Sir Thomas Tresham (1543 – 11 September 1605) was a prominent recusant Catholic landowner in Elizabethan Northamptonshire. He died two years after the accession of James VI and I.

Tresham was brought up in the Throckmorton household. He inherited large estates at the age of 15, from his grandfather and namesake Thomas Tresham I, establishing him as a member of the Catholic elite. He was widely regarded as clever and well-educated, a correspondent of William Cecil, the Secretary of State to Queen Elizabeth, and Sir Christopher Hatton, the Lord Chancellor.

Well-read, Tresham dedicated much of his life to collecting books. He was much disliked, however, for an enclosure policy towards common land: he was referred to as the most odious man in Britain, after executing 50 people for rioting and levelling hedges in the Midland Revolt.

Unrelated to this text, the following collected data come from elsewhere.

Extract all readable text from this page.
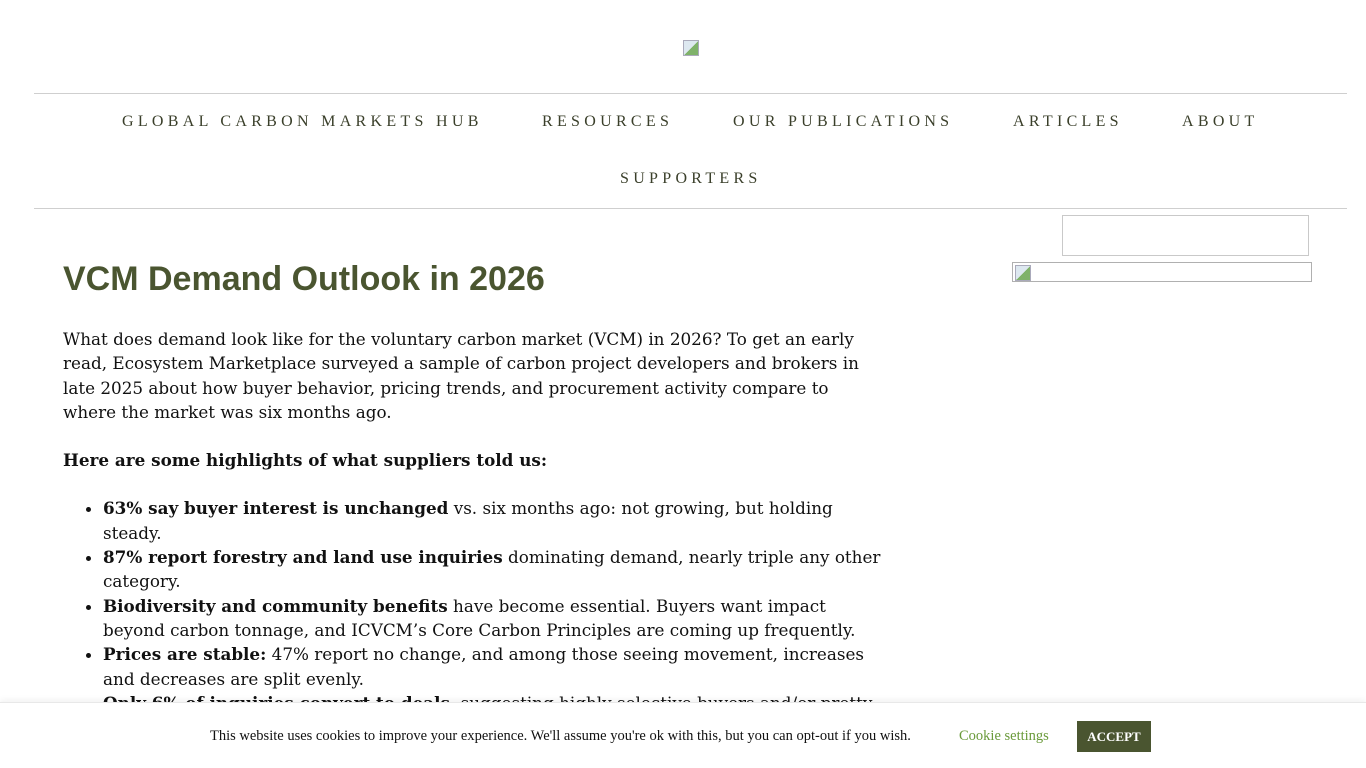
GLOBAL CARBON MARKETS HUB	RESOURCES	OUR PUBLICATIONS	ARTICLES	ABOUT
SUPPORTERS
VCM Demand Outlook in 2026

What does demand look like for the voluntary carbon market (VCM) in 2026? To get an early read, Ecosystem Marketplace surveyed a sample of carbon project developers and brokers in late 2025 about how buyer behavior, pricing trends, and procurement activity compare to where the market was six months ago.

Here are some highlights of what suppliers told us:

• 63% say buyer interest is unchanged vs. six months ago: not growing, but holding steady.
• 87% report forestry and land use inquiries dominating demand, nearly triple any other category.
• Biodiversity and community benefits have become essential. Buyers want impact beyond carbon tonnage, and ICVCM’s Core Carbon Principles are coming up frequently.
• Prices are stable: 47% report no change, and among those seeing movement, increases and decreases are split evenly.
•
This website uses cookies to improve your experience. We'll assume you're ok with this, but you can opt-out if you wish.	Cookie settings	ACCEPT
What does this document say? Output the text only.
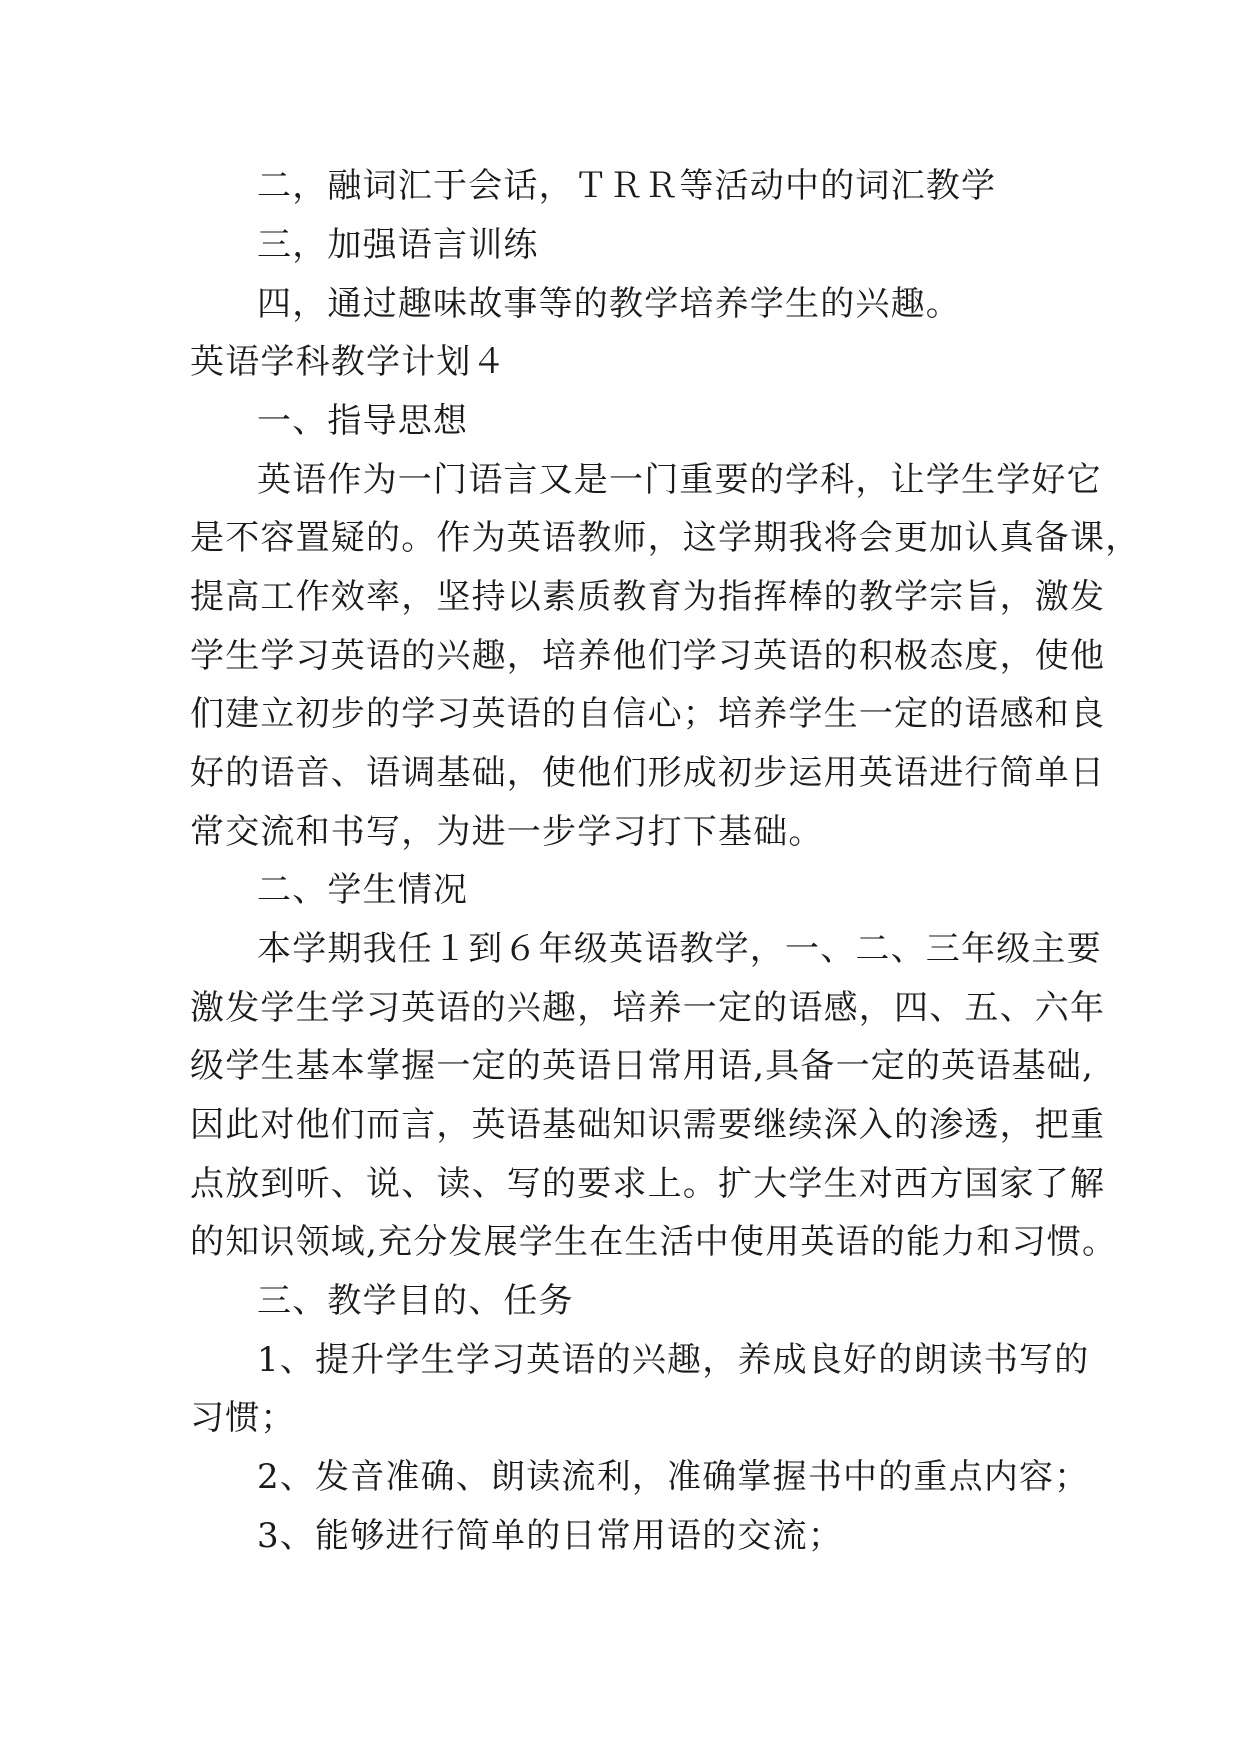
二，融词汇于会话，ＴＲＲ等活动中的词汇教学
三，加强语言训练
四，通过趣味故事等的教学培养学生的兴趣。
英语学科教学计划４
一、指导思想
英语作为一门语言又是一门重要的学科，让学生学好它
是不容置疑的。作为英语教师，这学期我将会更加认真备课，
提高工作效率，坚持以素质教育为指挥棒的教学宗旨，激发
学生学习英语的兴趣，培养他们学习英语的积极态度，使他
们建立初步的学习英语的自信心；培养学生一定的语感和良
好的语音、语调基础，使他们形成初步运用英语进行简单日
常交流和书写，为进一步学习打下基础。
二、学生情况
本学期我任１到６年级英语教学，一、二、三年级主要
激发学生学习英语的兴趣，培养一定的语感，四、五、六年
级学生基本掌握一定的英语日常用语,具备一定的英语基础,
因此对他们而言，英语基础知识需要继续深入的渗透，把重
点放到听、说、读、写的要求上。扩大学生对西方国家了解
的知识领域,充分发展学生在生活中使用英语的能力和习惯。
三、教学目的、任务
1、提升学生学习英语的兴趣，养成良好的朗读书写的
习惯；
2、发音准确、朗读流利，准确掌握书中的重点内容；
3、能够进行简单的日常用语的交流；
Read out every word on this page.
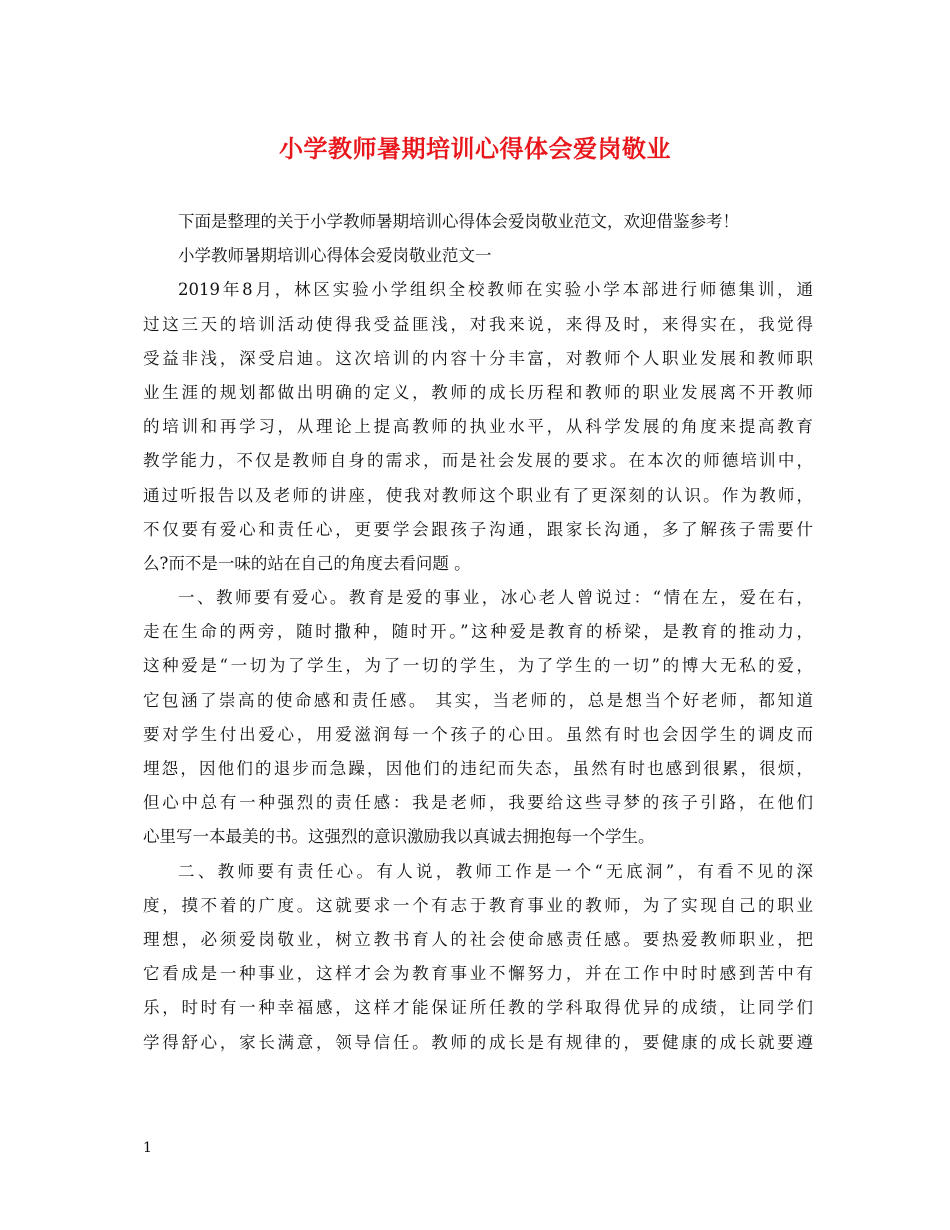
小学教师暑期培训心得体会爱岗敬业
下面是整理的关于小学教师暑期培训心得体会爱岗敬业范文，欢迎借鉴参考！
小学教师暑期培训心得体会爱岗敬业范文一
2019年8月，林区实验小学组织全校教师在实验小学本部进行师德集训，通
过这三天的培训活动使得我受益匪浅，对我来说，来得及时，来得实在，我觉得
受益非浅，深受启迪。这次培训的内容十分丰富，对教师个人职业发展和教师职
业生涯的规划都做出明确的定义，教师的成长历程和教师的职业发展离不开教师
的培训和再学习，从理论上提高教师的执业水平，从科学发展的角度来提高教育
教学能力，不仅是教师自身的需求，而是社会发展的要求。在本次的师德培训中，
通过听报告以及老师的讲座，使我对教师这个职业有了更深刻的认识。作为教师，
不仅要有爱心和责任心，更要学会跟孩子沟通，跟家长沟通，多了解孩子需要什
么?而不是一味的站在自己的角度去看问题 。
一、教师要有爱心。教育是爱的事业，冰心老人曾说过：“情在左，爱在右，
走在生命的两旁，随时撒种，随时开。”这种爱是教育的桥梁，是教育的推动力，
这种爱是“一切为了学生，为了一切的学生，为了学生的一切”的博大无私的爱，
它包涵了崇高的使命感和责任感。 其实，当老师的，总是想当个好老师，都知道
要对学生付出爱心，用爱滋润每一个孩子的心田。虽然有时也会因学生的调皮而
埋怨，因他们的退步而急躁，因他们的违纪而失态，虽然有时也感到很累，很烦，
但心中总有一种强烈的责任感：我是老师，我要给这些寻梦的孩子引路，在他们
心里写一本最美的书。这强烈的意识激励我以真诚去拥抱每一个学生。
二、教师要有责任心。有人说，教师工作是一个“无底洞”，有看不见的深
度，摸不着的广度。这就要求一个有志于教育事业的教师，为了实现自己的职业
理想，必须爱岗敬业，树立教书育人的社会使命感责任感。要热爱教师职业，把
它看成是一种事业，这样才会为教育事业不懈努力，并在工作中时时感到苦中有
乐，时时有一种幸福感，这样才能保证所任教的学科取得优异的成绩，让同学们
学得舒心，家长满意，领导信任。教师的成长是有规律的，要健康的成长就要遵
1
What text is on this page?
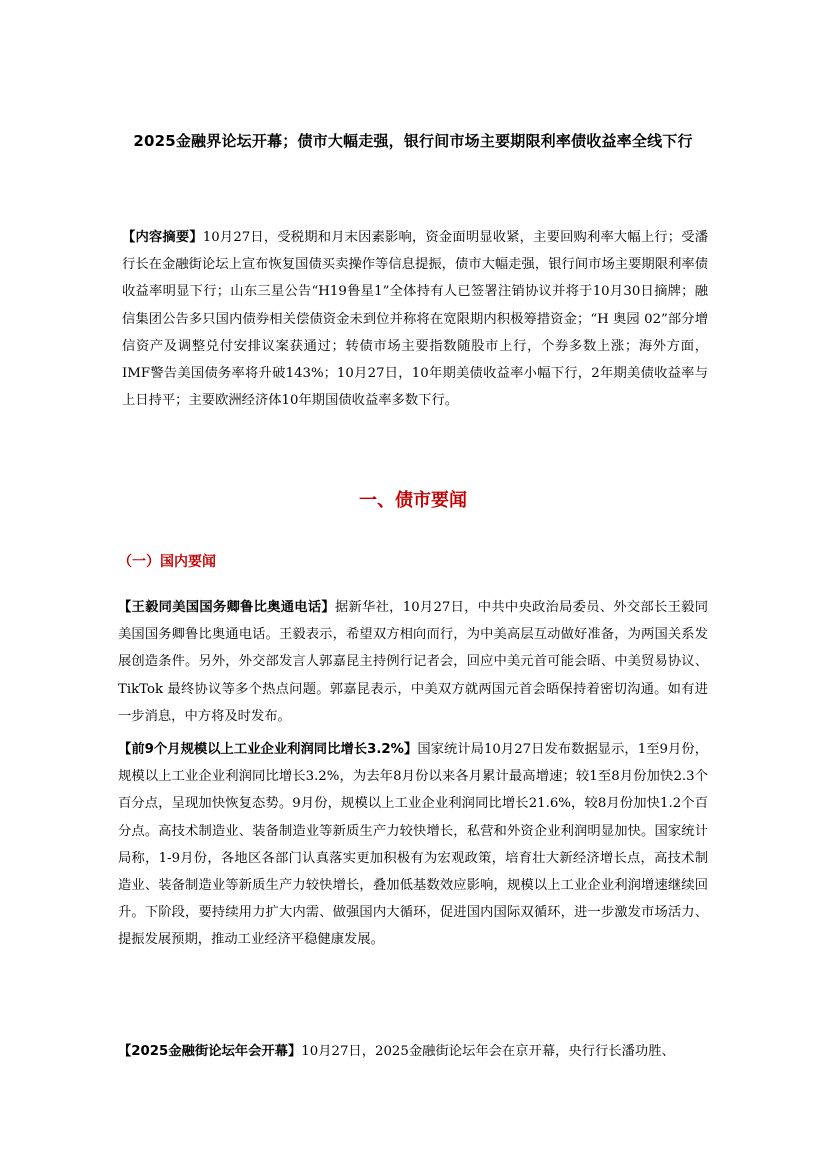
2025金融界论坛开幕；债市大幅走强，银行间市场主要期限利率债收益率全线下行
【内容摘要】10月27日，受税期和月末因素影响，资金面明显收紧，主要回购利率大幅上行；受潘行长在金融街论坛上宣布恢复国债买卖操作等信息提振，债市大幅走强，银行间市场主要期限利率债收益率明显下行；山东三星公告“H19鲁星1”全体持有人已签署注销协议并将于10月30日摘牌；融信集团公告多只国内债券相关偿债资金未到位并称将在宽限期内积极筹措资金；“H 奥园 02”部分增信资产及调整兑付安排议案获通过；转债市场主要指数随股市上行，个券多数上涨；海外方面，IMF警告美国债务率将升破143%；10月27日，10年期美债收益率小幅下行，2年期美债收益率与上日持平；主要欧洲经济体10年期国债收益率多数下行。
一、债市要闻
（一）国内要闻
【王毅同美国国务卿鲁比奥通电话】据新华社，10月27日，中共中央政治局委员、外交部长王毅同美国国务卿鲁比奥通电话。王毅表示，希望双方相向而行，为中美高层互动做好准备，为两国关系发展创造条件。另外，外交部发言人郭嘉昆主持例行记者会，回应中美元首可能会晤、中美贸易协议、TikTok 最终协议等多个热点问题。郭嘉昆表示，中美双方就两国元首会晤保持着密切沟通。如有进一步消息，中方将及时发布。
【前9个月规模以上工业企业利润同比增长3.2%】国家统计局10月27日发布数据显示，1至9月份，规模以上工业企业利润同比增长3.2%，为去年8月份以来各月累计最高增速；较1至8月份加快2.3个百分点，呈现加快恢复态势。9月份，规模以上工业企业利润同比增长21.6%，较8月份加快1.2个百分点。高技术制造业、装备制造业等新质生产力较快增长，私营和外资企业利润明显加快。国家统计局称，1-9月份，各地区各部门认真落实更加积极有为宏观政策，培育壮大新经济增长点，高技术制造业、装备制造业等新质生产力较快增长，叠加低基数效应影响，规模以上工业企业利润增速继续回升。下阶段，要持续用力扩大内需、做强国内大循环，促进国内国际双循环，进一步激发市场活力、提振发展预期，推动工业经济平稳健康发展。
【2025金融街论坛年会开幕】10月27日，2025金融街论坛年会在京开幕，央行行长潘功胜、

Tresham was pricked as sheriff for Northamptonshire in 1573 and was knighted at the Queen's Royal Progress at Kenilworth in 1575. He frequently entertained large numbers of friends and acquaintances but also pursued an aggressively conservative estate policy. His recusancy, Jesuit connections and arguments for the state's lack of jurisdiction in matters of conscience made him the subject of official attention, and he was imprisoned several times and fined heavily. At a time when Queen Elizabeth was anxious about the Catholic threat posed by Spain and by her cousin Mary, Queen of Scots, Catholics were made targets for persecution by their spiritual loyalty to another temporal power (the Pope, and by extension, the Catholic King of Spain). Between 1581 and 1605, Tresham paid penalties totalling just under £8,000. (equivalent to £1,610,000 in 2015). These heavy financial demands were, in reality, overshadowed by the expense of his building projects and his insistence on making advantageous marriages for his six daughters, bringing with them sizeable dowries (£12,200). His credit was thus impaired, and the ill-advised involvement of his son, Francis, in the Earl of Essex's rebellion, cost him over £3,000. As a Catholic who had Jesuit links, and who argued for an individual's right to act according to his conscience unmolested, he was tarred with the brush of disloyalty, a mark he fiercely rejected. Ultimately, his son Lewis successfully ate through what little family money was left.